When it comes to cloud security, or security on any third-party networks, the responsibility for protecting infrastructure belongs to the owner of the infrastructure. For example, it’s Amazon’s responsibility to make sure that unauthorized people can’t physically breach any of their datacenters which host AWS. But the security of a developer’s third-party hosted content is the responsibility of the developer. And a study conducted by North Carolina State University has revealed that a huge number of developers that use GitHub don’t secure their various API and cryptographic keys.
From NCSU’s report paper:
“GitHub has become the most popular platform for collaboratively editing software, yet this collaboration often conflicts with the need for software to use secret information. This conflict creates the potential for public secret leakage. In this paper, we characterize the prevalence of such leakage. By leveraging two complementary detection approaches, we discover hundreds of thousands of API and cryptographic keys leaked at a rate of thousands per day. This work not only demonstrates the scale of this problem, but also highlights the potential causes of leakage and discusses the effectiveness of existing mitigations. In so doing, we show that secret leakage via public repositories places developers at risk.”
Imagine a 50-story commercial tower where tenants tend to stash their physical keys in random spots all over a publicly accessible lobby. Someone up to no good could easily find the keys and sneak into the offices of insurance companies or dental practices in the evening and destroy those businesses if they wanted to. If the night time cleaning crew has high turnover, who would even notice before it’s too late? That’s the sort of mistake that many GitHub users are making, constantly and every day.
NCSU researchers scanned nearly 13% of GitHub’s public repositories over a timespan of about six months. As per the paper: “We find that not only is secret leakage pervasive – affecting over 100,000 repositories – but that thousands of new, unique secrets are leaked every day.” Ouch. The insecure keys range from API tokens to SSH keys to TLS certificates and more.
Here are some more gruesome details.
The researchers found a user who appeared to be exploiting YouTube in a way that could involve copyright infringement. “We found a total of 564 Google API keys in these repositories, along with indications that they were being used to bypass rate limits. Because the number of keys is so high, we suspect (but cannot confirm) that these keys may have been obtained fraudulently. We could not locate the keys elsewhere in our limited view of GitHub, but it is possible that the keys came from elsewhere on GitHub.” That not only puts developers who use YouTube APIs legitimately at risk, but possibly also Google as a whole.
A major website that’s used by millions of American college applicants that the researchers won’t name was amongst the many web services with highly vulnerable keys on GitHub. Another web service with vulnerable keys on GitHub was the website of a western European government agency.

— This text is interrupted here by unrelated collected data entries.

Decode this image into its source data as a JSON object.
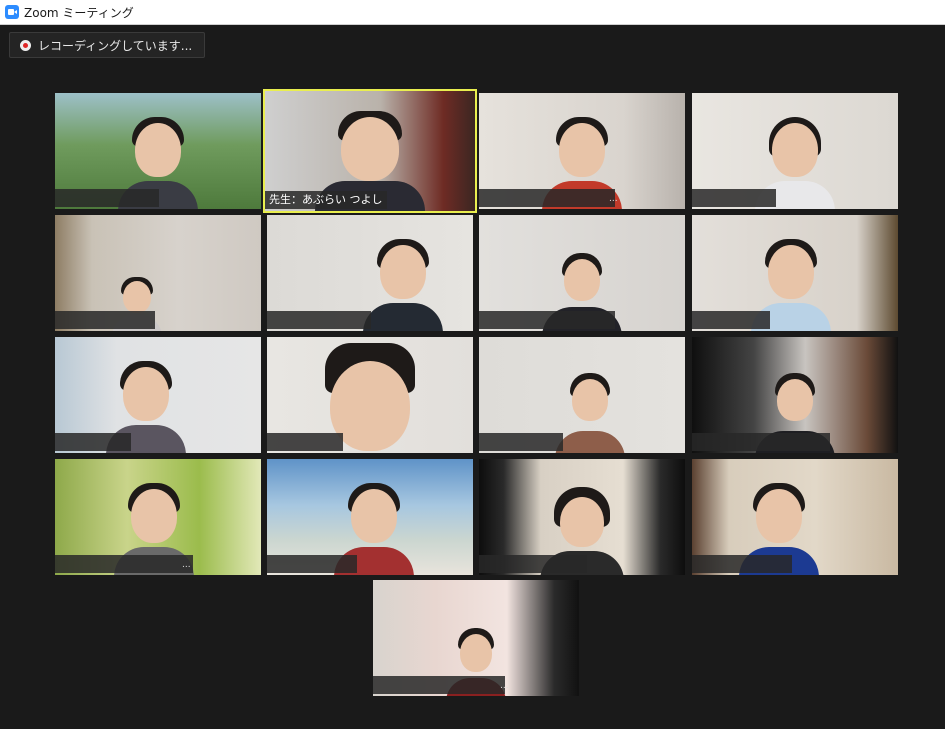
{
  "window": {
    "title": "Zoom ミーティング"
  },
  "recording": {
    "label": "レコーディングしています..."
  },
  "participants": {
    "host_name": "先生：あぶらい つよし",
    "more_options": "..."
  },
  "colors": {
    "active_speaker_border": "#e9ee4f",
    "background": "#1a1a1a",
    "recording_dot": "#e02828"
  }
}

That entails AWS credentials, and puts a lot of very sensitive public sector data at serious risk! “In that case, we were able to verify the validity of the account, and even the specific developer who committed the secrets. This developer claims in their online presence to have nearly 10 years of development experience. These examples anecdotally support our findings that developer inexperience is not a strong predictor of leaks.”
That’s one of the things that I personally found the most worrisome. These parties who are leaving their keys easy for cyber attackers to grab aren’t typically kids who are just starting to dip their toes into serious application development. These mistakes are being made more often by seasoned developers who are working for corporations and major government agencies. They are supposed to know better.

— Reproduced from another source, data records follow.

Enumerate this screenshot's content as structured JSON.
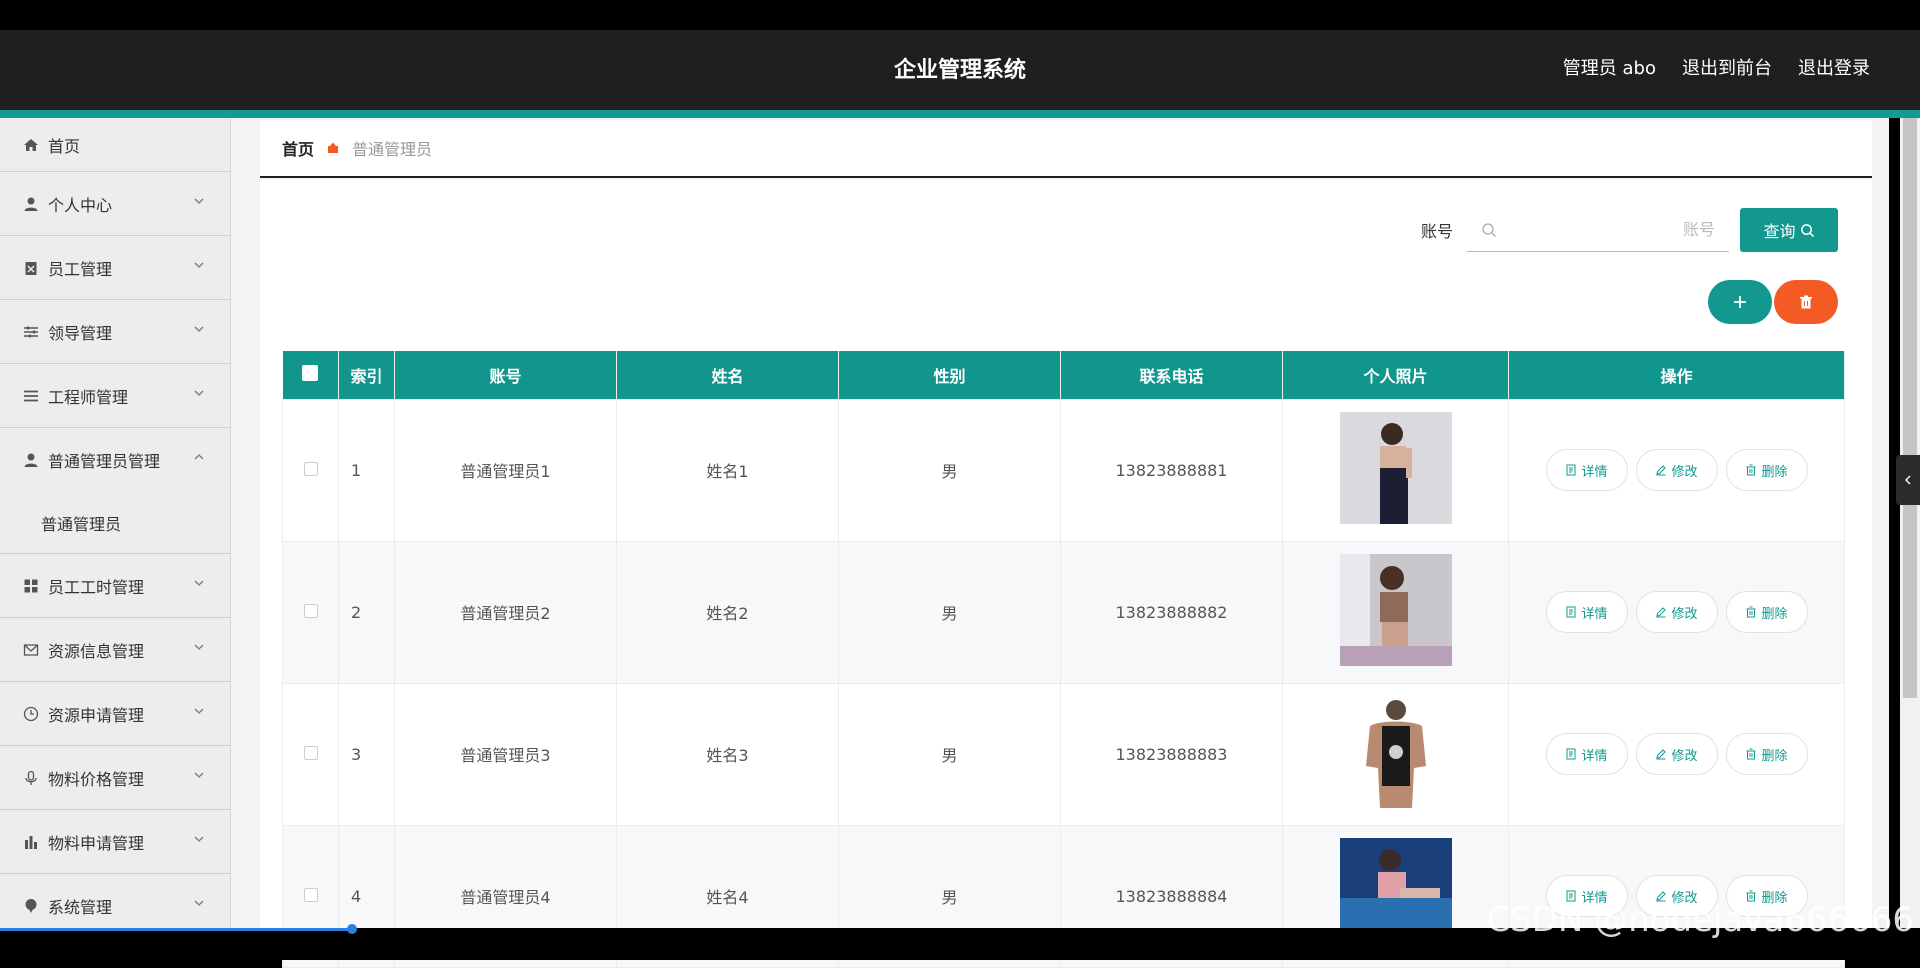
{
  "header": {
    "title": "企业管理系统",
    "user": "管理员 abo",
    "to_front": "退出到前台",
    "logout": "退出登录"
  },
  "sidebar": {
    "items": [
      {
        "label": "首页",
        "icon": "home-icon"
      },
      {
        "label": "个人中心",
        "icon": "user-icon"
      },
      {
        "label": "员工管理",
        "icon": "badge-icon"
      },
      {
        "label": "领导管理",
        "icon": "sliders-icon"
      },
      {
        "label": "工程师管理",
        "icon": "list-icon"
      },
      {
        "label": "普通管理员管理",
        "icon": "user-icon",
        "expanded": true,
        "sub": "普通管理员"
      },
      {
        "label": "员工工时管理",
        "icon": "grid-icon"
      },
      {
        "label": "资源信息管理",
        "icon": "mail-icon"
      },
      {
        "label": "资源申请管理",
        "icon": "clock-icon"
      },
      {
        "label": "物料价格管理",
        "icon": "mic-icon"
      },
      {
        "label": "物料申请管理",
        "icon": "bar-chart-icon"
      },
      {
        "label": "系统管理",
        "icon": "pin-icon"
      }
    ]
  },
  "breadcrumb": {
    "home": "首页",
    "current": "普通管理员"
  },
  "search": {
    "label": "账号",
    "placeholder": "账号",
    "button": "查询"
  },
  "colors": {
    "accent": "#12988e",
    "danger": "#f45a24",
    "header": "#1f1f22"
  },
  "table": {
    "headers": [
      "索引",
      "账号",
      "姓名",
      "性别",
      "联系电话",
      "个人照片",
      "操作"
    ],
    "rows": [
      {
        "index": "1",
        "account": "普通管理员1",
        "name": "姓名1",
        "gender": "男",
        "phone": "13823888881"
      },
      {
        "index": "2",
        "account": "普通管理员2",
        "name": "姓名2",
        "gender": "男",
        "phone": "13823888882"
      },
      {
        "index": "3",
        "account": "普通管理员3",
        "name": "姓名3",
        "gender": "男",
        "phone": "13823888883"
      },
      {
        "index": "4",
        "account": "普通管理员4",
        "name": "姓名4",
        "gender": "男",
        "phone": "13823888884"
      }
    ],
    "ops": {
      "detail": "详情",
      "edit": "修改",
      "delete": "删除"
    }
  },
  "watermark": "CSDN @nodejava666666"
}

What could GitHub users do to better protect their keys? GitHub has tools that many people aren’t using, and at their peril. “The .gitignore file is intended to allow developers to specify certain files that should not be committed, and it can be used (among other things) to prevent files containing secrets from being leaked. While this is a good strategy, many developers do not use this option and some do not fully understand it. To better investigate its usage, we used the Search API to collect .gitignore files over a 3-week period in the same manner as our normal collection process. Our assumption had been that these files would not contain secrets as they should only contain path references to files. Yet, we identified 58 additional secrets from this process. While this is a small number compared to the full dataset, this finding indicates that some developers commit secrets out of fundamental misunderstandings of features like .gitignore.”

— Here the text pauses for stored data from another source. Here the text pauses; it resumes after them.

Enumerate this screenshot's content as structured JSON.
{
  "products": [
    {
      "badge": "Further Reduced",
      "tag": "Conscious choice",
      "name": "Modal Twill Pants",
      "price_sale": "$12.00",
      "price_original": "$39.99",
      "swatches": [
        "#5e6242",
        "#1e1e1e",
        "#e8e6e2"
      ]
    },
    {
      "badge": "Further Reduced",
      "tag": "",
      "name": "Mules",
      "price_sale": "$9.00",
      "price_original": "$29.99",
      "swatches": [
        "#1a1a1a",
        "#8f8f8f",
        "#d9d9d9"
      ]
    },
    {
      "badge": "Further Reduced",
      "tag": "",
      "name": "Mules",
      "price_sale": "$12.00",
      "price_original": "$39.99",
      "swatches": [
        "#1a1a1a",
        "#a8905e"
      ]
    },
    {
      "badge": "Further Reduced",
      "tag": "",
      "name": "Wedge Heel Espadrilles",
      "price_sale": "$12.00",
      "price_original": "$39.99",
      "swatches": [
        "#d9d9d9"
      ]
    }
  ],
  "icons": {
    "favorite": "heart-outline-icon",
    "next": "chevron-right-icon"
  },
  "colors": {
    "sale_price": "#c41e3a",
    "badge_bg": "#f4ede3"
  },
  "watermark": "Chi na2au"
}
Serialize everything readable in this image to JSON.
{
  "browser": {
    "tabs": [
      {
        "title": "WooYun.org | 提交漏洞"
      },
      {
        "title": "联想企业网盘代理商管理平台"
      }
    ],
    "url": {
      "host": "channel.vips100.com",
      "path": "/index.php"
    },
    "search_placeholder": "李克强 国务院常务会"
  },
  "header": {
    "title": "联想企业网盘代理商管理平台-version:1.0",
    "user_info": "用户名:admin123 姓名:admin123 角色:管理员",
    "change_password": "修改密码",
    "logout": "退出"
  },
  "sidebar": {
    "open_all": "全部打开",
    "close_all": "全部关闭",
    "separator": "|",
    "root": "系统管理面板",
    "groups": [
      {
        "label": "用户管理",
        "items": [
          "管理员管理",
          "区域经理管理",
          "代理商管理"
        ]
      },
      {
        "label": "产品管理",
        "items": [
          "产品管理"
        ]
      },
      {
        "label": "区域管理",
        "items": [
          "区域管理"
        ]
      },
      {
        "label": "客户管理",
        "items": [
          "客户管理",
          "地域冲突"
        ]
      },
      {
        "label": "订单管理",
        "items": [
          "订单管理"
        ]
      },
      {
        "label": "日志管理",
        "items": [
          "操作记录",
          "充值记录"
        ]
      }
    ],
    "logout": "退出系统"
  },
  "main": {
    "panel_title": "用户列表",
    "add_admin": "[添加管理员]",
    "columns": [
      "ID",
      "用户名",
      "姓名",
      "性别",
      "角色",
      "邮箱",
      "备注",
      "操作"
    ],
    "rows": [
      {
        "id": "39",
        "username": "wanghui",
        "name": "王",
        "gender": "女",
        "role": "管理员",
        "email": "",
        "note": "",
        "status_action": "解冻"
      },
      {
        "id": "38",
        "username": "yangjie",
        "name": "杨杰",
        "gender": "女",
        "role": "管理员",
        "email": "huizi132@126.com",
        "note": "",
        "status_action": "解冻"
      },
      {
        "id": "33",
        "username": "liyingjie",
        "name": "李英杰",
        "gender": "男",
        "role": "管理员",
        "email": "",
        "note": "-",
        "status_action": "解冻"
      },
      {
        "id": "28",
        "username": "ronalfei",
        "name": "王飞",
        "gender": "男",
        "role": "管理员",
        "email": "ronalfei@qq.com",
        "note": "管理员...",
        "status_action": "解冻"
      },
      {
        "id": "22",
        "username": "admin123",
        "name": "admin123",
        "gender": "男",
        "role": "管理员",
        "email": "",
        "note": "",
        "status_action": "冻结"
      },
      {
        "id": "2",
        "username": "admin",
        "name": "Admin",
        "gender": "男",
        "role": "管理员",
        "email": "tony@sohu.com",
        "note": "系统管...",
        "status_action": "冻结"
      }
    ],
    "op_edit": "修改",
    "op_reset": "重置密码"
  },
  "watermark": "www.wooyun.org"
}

Cloud services like AWS, Microsoft Azure, Google Cloud Platform, and GitHub offer users many tools and features that can be used to help keep applications secure. And sadly, even experienced professionals aren’t using them. Remember, the security of applications in the cloud is the responsibility of developers.
But if developers are operating within your DevOps environments, you may have to take a more active role in enforcing best practices for security. Automating machine identity protection with your DevOps lifecycle will help eliminate many of the human errors that result in exposure like those we’ve seen on GitHub.
Could GitHub do a better job of teaching users how to use features such as .gitignore properly?